W Raciborzu nadal cały szpital pełni funkcję szpitala jednoimiennego dla chorych na COVID-19. Wprawdzie leczonych pacjentów jest wyraźnie mniej niż kilka tygodni temu, jednak nie funkcjonują dotychczasowe oddziały szpitalne. Chorzy z powiatu raciborskiego zmuszeni są do leczenia w szpitalach w innych miastach. W sąsiednim Kędzierzynie Koźlu już za kilka dni szpital jednoimienny wraca do wcześniejszych funkcji sprzed pandemii.
Zgodnie z informacją przesłaną do Ministerstwa Zdrowia przez Śląski Urząd Wojewódzki, w związku z obecną sytuacją epidemiologiczną na terenie województwa śląskiego w chwili obecnej Wojewoda Śląski zdecydował o pozostawieniu dotychczasowego stanu ilościowego łóżek dla pacjentów z COVID-19 oraz dotychczasowego zakresu działalności szpitali jednoimiennych zakaźnych w województwie. W odniesieniu do szpitala jednoimiennego w Raciborzu ŚUW poinformował o trwających pracach zmierzających do ponownego uruchomienia działalności poradni przyszpitalnych – pisze Waldemar Kraska, Sekretarz Stanu Ministerstwa Zdrowia.

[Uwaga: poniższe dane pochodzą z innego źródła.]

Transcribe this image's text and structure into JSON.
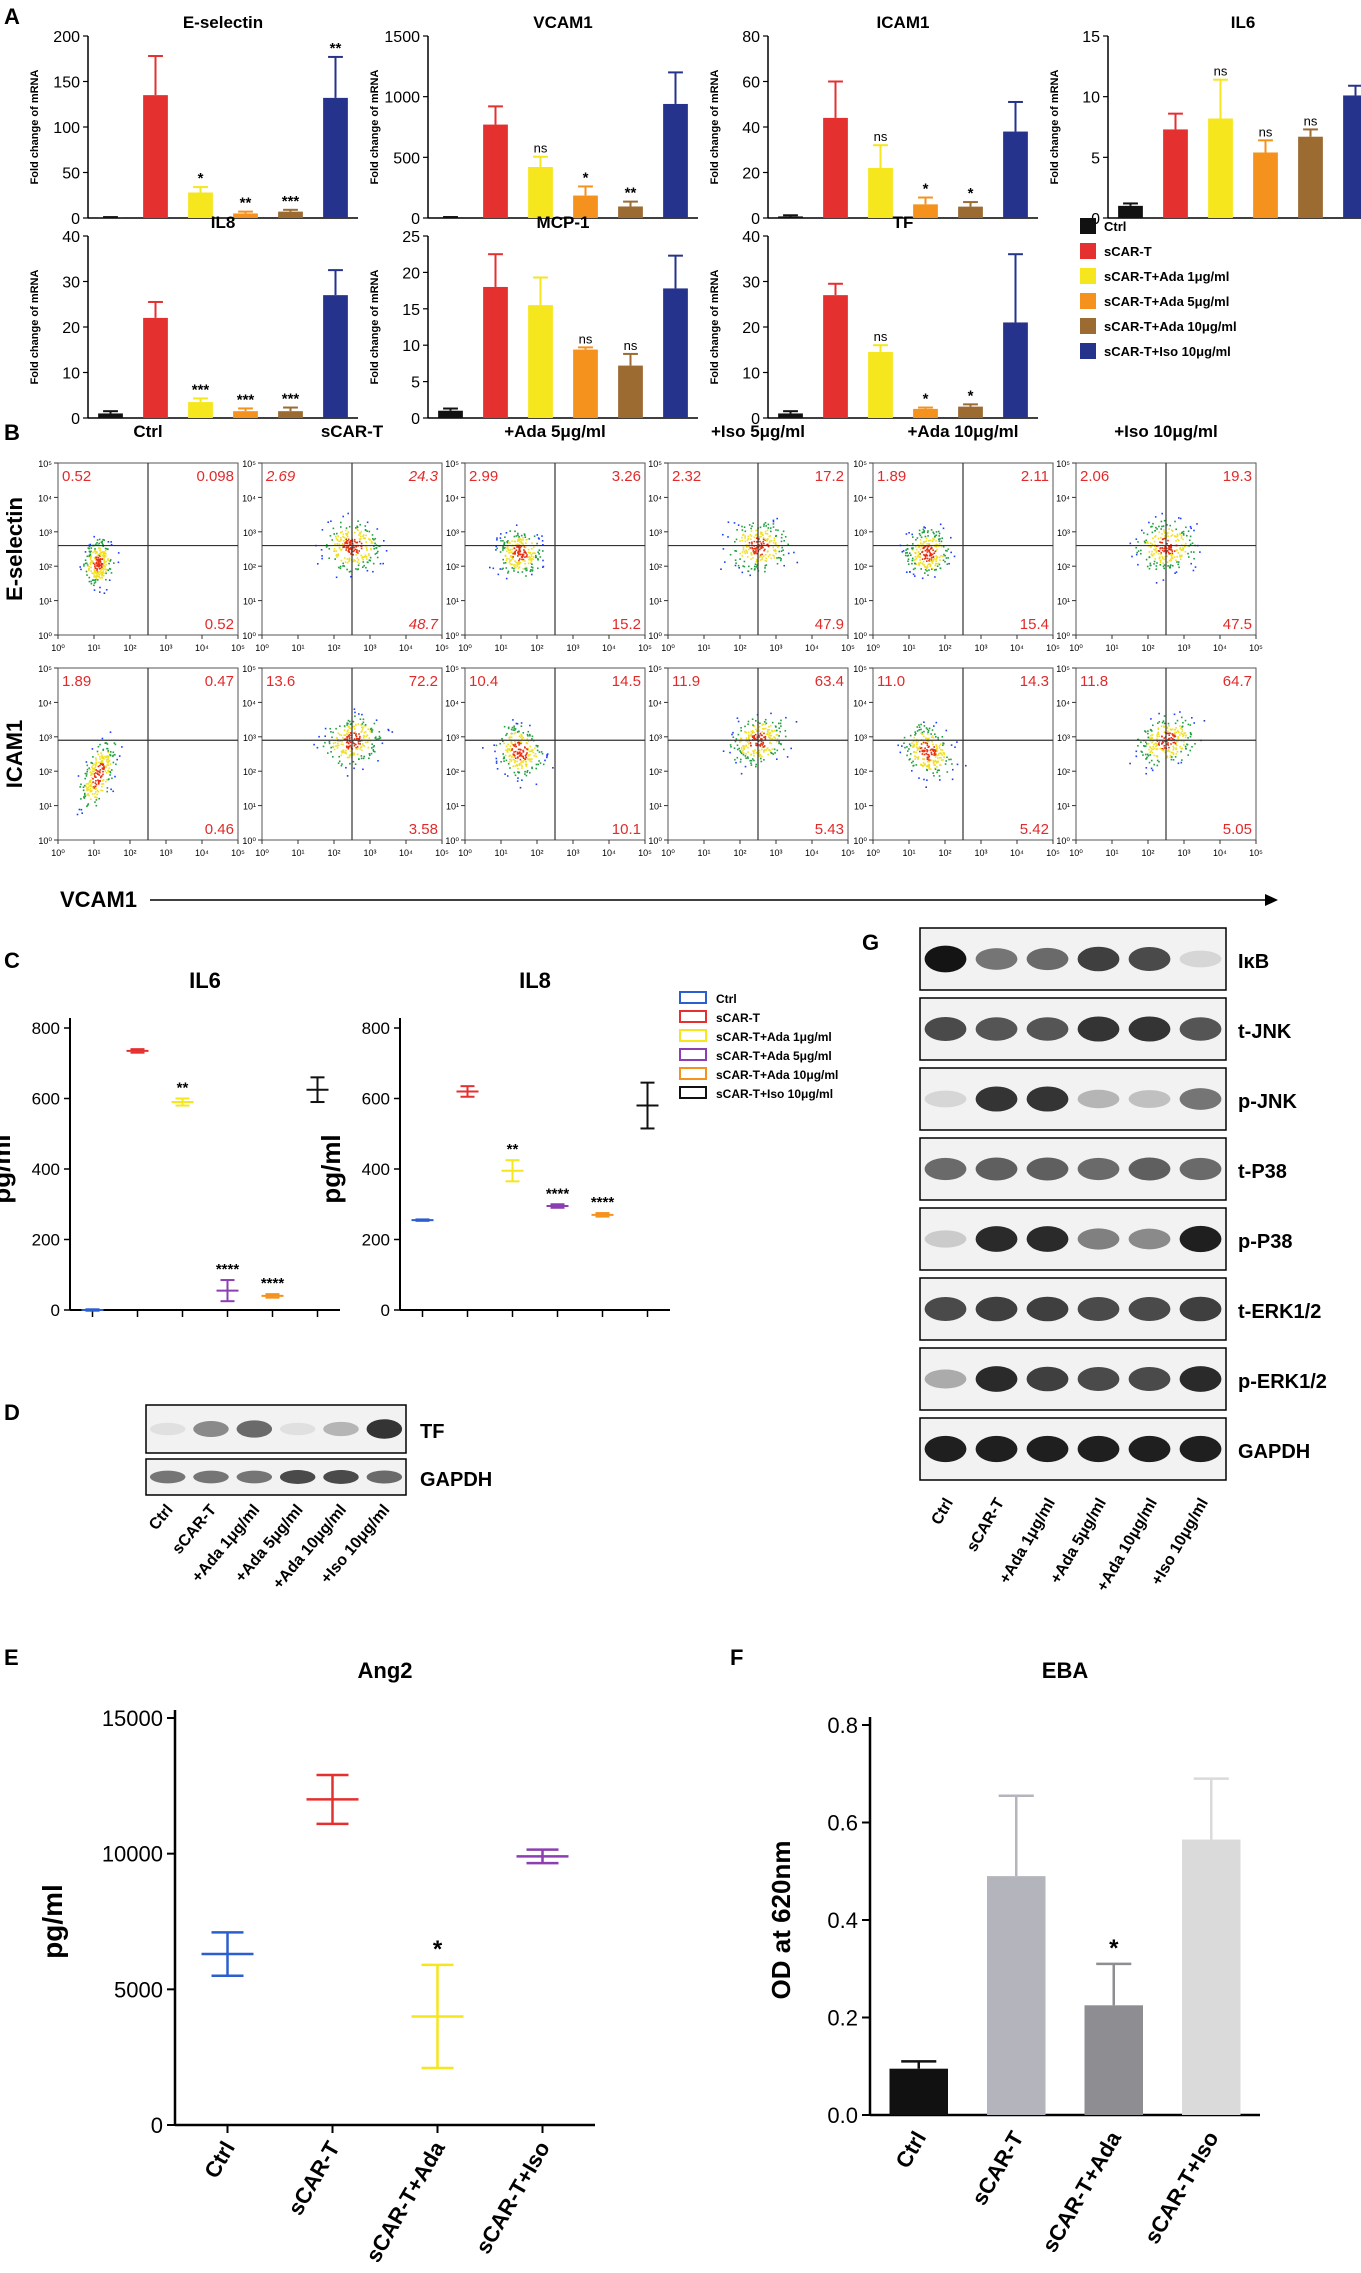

W korespondencji ministerstwa z Biurem Rzecznika Praw Dziecka czytamy: Od dnia 1 czerwca br. rozpoczęto stopniowe wygaszanie szpitali jednoimiennych w kraju. Będzie to jednak proces stopniowy, a liczba łóżek dla pacjentów z COVID-19 w tych szpitalach uzależniona będzie od lokalnej sytuacji epidemiologicznej. Niestety, województwo śląskie praktycznie od początku trwania epidemii wywołanej koronawirusem było regionem o najwyższej liczbie osób zakażonych. Dlatego wygaszanie szpitali jednoimiennych w tym regionie będzie przesunięte w czasie.